Хозяйством заведовала сиделка, экономка, нянька больной матери Шадрова – Марья Павловна. Она жила «на той половине», то есть в другой такой же квартире через площадку, где жила больная. Там же готовилось и кушанье. В квартире Дмитрия Васильевича не было никого, кроме Вани.

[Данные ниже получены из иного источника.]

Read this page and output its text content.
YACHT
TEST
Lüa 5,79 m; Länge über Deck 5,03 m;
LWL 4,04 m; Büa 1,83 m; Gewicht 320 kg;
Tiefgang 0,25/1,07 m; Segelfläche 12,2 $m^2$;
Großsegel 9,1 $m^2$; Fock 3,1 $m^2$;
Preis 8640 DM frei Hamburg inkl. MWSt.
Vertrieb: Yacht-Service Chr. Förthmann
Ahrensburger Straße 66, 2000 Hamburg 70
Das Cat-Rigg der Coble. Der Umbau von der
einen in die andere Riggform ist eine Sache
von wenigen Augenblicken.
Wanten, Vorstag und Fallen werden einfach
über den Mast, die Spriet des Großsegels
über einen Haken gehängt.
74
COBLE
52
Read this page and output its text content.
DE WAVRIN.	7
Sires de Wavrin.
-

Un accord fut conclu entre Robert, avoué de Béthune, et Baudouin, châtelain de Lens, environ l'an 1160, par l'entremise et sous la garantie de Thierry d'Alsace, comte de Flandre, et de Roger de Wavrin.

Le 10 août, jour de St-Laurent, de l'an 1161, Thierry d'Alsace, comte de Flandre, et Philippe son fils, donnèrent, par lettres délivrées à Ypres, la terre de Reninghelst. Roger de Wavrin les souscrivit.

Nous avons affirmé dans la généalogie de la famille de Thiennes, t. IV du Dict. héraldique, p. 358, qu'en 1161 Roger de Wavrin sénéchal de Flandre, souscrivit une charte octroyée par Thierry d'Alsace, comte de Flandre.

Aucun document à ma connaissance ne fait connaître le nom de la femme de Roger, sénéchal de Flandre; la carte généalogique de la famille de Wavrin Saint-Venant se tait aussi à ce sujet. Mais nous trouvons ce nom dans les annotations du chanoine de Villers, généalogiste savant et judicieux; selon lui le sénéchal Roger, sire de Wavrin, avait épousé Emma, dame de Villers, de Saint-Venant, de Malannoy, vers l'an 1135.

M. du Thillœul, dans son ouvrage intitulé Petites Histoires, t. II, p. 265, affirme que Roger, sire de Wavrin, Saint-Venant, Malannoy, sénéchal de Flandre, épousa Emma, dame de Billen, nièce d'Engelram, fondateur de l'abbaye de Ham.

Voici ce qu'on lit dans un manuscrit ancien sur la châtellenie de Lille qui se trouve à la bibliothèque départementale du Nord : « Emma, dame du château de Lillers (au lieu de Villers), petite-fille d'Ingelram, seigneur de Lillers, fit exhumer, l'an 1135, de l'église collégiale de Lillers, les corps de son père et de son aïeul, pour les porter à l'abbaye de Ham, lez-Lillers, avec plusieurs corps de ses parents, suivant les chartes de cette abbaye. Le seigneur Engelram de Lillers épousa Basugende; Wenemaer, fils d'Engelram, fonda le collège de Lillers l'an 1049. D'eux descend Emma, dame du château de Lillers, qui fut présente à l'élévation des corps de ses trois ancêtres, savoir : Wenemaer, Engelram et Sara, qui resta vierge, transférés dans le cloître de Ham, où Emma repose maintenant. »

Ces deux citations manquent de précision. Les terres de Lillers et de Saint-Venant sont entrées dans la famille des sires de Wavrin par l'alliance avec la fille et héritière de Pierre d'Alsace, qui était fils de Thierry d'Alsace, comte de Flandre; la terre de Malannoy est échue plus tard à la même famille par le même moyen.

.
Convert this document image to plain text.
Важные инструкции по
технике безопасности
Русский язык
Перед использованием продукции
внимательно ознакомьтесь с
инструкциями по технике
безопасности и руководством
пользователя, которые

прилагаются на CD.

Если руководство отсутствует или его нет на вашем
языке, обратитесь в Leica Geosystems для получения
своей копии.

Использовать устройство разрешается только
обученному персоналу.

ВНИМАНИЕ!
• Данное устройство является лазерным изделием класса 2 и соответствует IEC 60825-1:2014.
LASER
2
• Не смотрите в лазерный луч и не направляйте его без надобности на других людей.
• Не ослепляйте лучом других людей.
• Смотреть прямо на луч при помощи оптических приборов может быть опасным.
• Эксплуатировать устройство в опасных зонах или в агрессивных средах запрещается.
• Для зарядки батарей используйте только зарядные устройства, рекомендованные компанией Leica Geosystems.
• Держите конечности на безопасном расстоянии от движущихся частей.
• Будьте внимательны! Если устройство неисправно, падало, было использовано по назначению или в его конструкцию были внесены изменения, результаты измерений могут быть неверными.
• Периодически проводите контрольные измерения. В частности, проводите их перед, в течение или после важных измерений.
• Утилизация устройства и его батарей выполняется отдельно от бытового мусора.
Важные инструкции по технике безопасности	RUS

– Нет, – сказал Лишин, высокий блондин, своим тонким, плачущим голосом. – Вы, Дмитрий Васильевич, не вполне улавливаете суть того, о чем я говорю. Я, напротив, человек очень деятельный. Я не могу жить без деятельности, но меня преследует страх смерти.
– Чего же вы боитесь?
– Вот именно смерти. Благодаря моему стремлению к деятельности, к жизни, полной трудностей и борьбы с препятствиями, стремлению во что бы то ни стало достичь намеченной цели, я не могу не бояться смерти, – конца всего. И этот ужас у меня растет с годами.
– Вы ее как конца боитесь, или боитесь страданий перед ее наступлением?
– Конечно, и страданий тоже, но главное – конца. Глухая, черная дыра – и ничего. Знаете, вот иногда вечером, в своей комнате, один… Да что иногда! Всегда! Сидишь один, тихо вокруг тебя, как в могиле, – и чувствуешь в себе свой череп, неизбежно знаешь, что умрешь, то есть что будет – ничего. Просто не придумаешь, куда деваться.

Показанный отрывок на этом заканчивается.